Das Einzige, was er bisher angeschlossen hatte, waren seine Stereoanlage und der Fernseher. Der Plattenspieler für seine Vinylplatten stand auch schon und seine LPs nahmen mehrere Meter Raum ein. Endlich hatte er Platz dafür. Trotz oder vielleicht auch wegen seiner Unmusikalität brauchte er Musik. Er genoss es, dass er in diesem Haus die Anlage aufdrehen konnte, ohne dass Nachbarn an die Decke klopften. Musik muss man laut hören, war seine Ansicht. …
Er wählte eine saubere Jeans, griff nach der Lederjacke, zögerte jedoch. Erster Tag immerhin. Ein Mord im Palais. Erneut betrachtet er sich im Spiegel. Er wusste, dass die rötlichen Locken ihm etwas Wildes und Jungenhaftes gaben. Frauen hatten stets Lust, ihm durch die lockigen Haare zu fahren, ganz egal, wie kurz er sie auch trug. Heute wollte er allerdings gern etwas seriöser wirken. Er nahm das Sakko aus dem Garderobenschrank. Und los, sagte er zu seinem Spiegelbild. Neue Stadt, neuer Job, neues Glück.

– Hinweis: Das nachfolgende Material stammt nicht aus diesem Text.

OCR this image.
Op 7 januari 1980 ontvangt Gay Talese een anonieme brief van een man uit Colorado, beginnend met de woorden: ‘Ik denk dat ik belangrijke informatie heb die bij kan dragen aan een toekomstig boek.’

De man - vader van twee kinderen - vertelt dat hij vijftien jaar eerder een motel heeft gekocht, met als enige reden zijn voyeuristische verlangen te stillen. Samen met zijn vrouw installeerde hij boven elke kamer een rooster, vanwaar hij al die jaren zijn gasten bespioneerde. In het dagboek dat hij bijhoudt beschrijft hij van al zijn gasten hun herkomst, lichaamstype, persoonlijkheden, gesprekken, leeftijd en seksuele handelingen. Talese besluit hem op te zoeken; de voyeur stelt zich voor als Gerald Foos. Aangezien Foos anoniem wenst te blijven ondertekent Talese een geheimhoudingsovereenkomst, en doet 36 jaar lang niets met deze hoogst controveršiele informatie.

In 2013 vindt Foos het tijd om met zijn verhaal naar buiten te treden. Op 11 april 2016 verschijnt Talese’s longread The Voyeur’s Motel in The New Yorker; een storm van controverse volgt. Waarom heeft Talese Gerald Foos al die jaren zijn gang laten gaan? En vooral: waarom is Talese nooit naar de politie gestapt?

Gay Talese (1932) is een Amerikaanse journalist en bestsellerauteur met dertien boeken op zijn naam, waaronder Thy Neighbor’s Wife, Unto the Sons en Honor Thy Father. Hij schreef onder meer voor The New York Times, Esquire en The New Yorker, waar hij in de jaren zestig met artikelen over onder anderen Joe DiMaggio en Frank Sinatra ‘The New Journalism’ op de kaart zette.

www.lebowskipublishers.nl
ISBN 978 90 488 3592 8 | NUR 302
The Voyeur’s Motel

aus: Mörderische Côte d’Azur
Ein großer Junge auf der Suche nach Gerechtigkeit
Léon Duval macht einen Neuanfang in Cannes. In Paris lässt er seine Frau und seine beiden Kinder zurück – und die Ereignisse während einer Aktion gegen einen gesuchten Kriminellen, die zum Tod eines Kollegen und Freundes führten. Die Schuldgefühle reisen allerdings mit in den Süden.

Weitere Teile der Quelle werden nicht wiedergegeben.